Kurz vor dem Hauptgebäude hielt der Wagen an, und zwei Männer mittleren Alters stiegen aus. Sie trugen große, lederne Taschen und verschwanden kurz darauf im Haus. Es waren die gleichen Männer, die Carmen am Abend zuvor beobachtet und belauscht hatte. Zielstrebig stiegen sie die Treppen zum zweiten Stock hinauf und begaben sich zunächst in ein kleines Labor. Dort zogen sie ihre grünen Kittel über und legten aufgezogene Spritzen, Tupfer und Desinfektionsmittel auf den silbrigen Wagen.
Mit ironischer Stimme sagte der Größere der beiden: »Na, dann wollen wir mal unsere Visite machen.
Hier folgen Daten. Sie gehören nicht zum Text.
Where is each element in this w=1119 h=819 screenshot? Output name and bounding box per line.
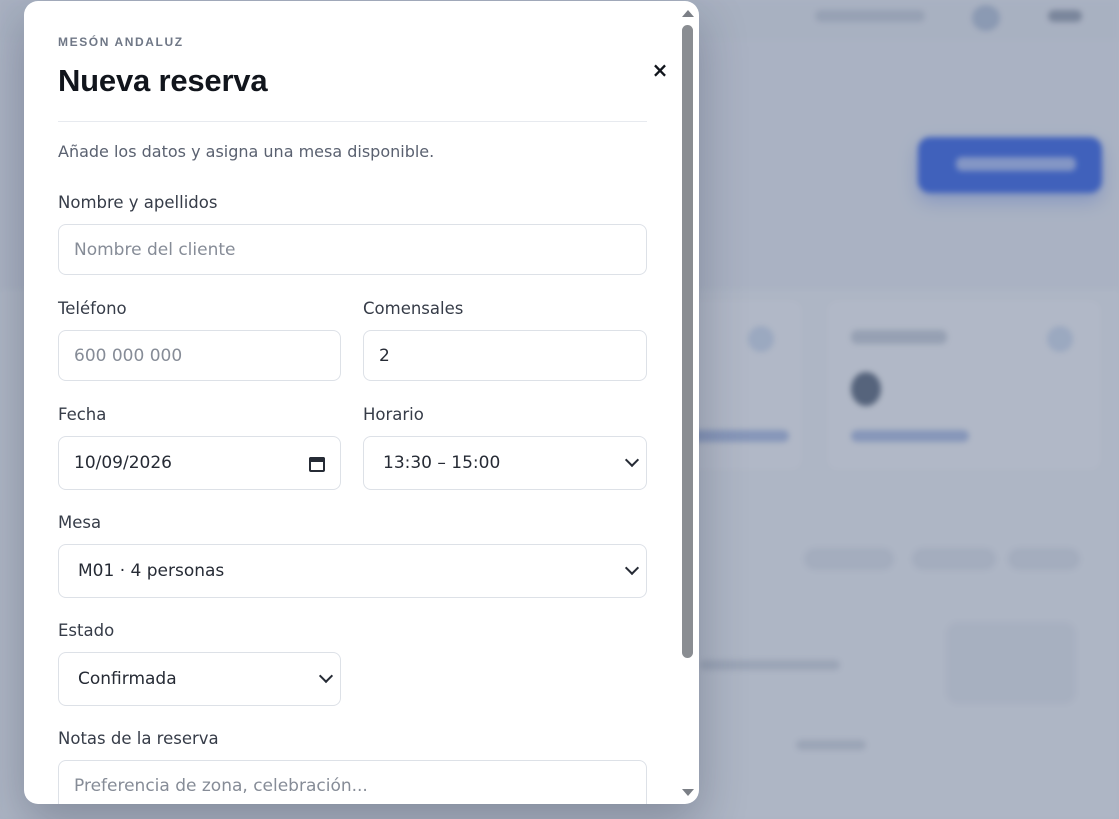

Außerdem wartet ja noch die Schönheit auf ihre Behandlung.«
Der andere Mann schüttelte nur besorgt den Kopf und schob den Wagen durch die Tür. Der Größere folgte fröhlich feixend. Kaum im Saal angekommen, fiel den Männern auf, dass Carmen nicht mehr in ihrem Bett lag. Sie ließen den Wagen stehen und rannten zwischen den Bettreihen hindurch. Ärgerlich drehte sich der kleinere der Männer zu seinem Kumpan um und schrie aufgebracht: »Wann hast du der Frau die letzte Injektion gegeben?«
»Ich?«, empörte sich der Angesprochene. »Wieso sollte ich der Schlampe die Injektion geben? Du warst an der Reihe. Du wolltest doch nicht, dass ich die Tante überhaupt anfasse.«
»Anfassen?«, schrie der kleinere Mann seinen Kollegen an. »Ich wollte nicht, dass du die Spenderin befummelst, auf deine kranke, sexistische Art. Das heißt aber nicht, dass du ihr keine Injektion geben sollst. Bist du denn völlig verblödet? Was meinst du, was nun geschieht? Der Boss wird außer sich sein vor Wut. Da kannst du dich auf was gefasst machen.«
»Wieso denn immer ich?«, maulte der andere, schon etwas kleinlauter.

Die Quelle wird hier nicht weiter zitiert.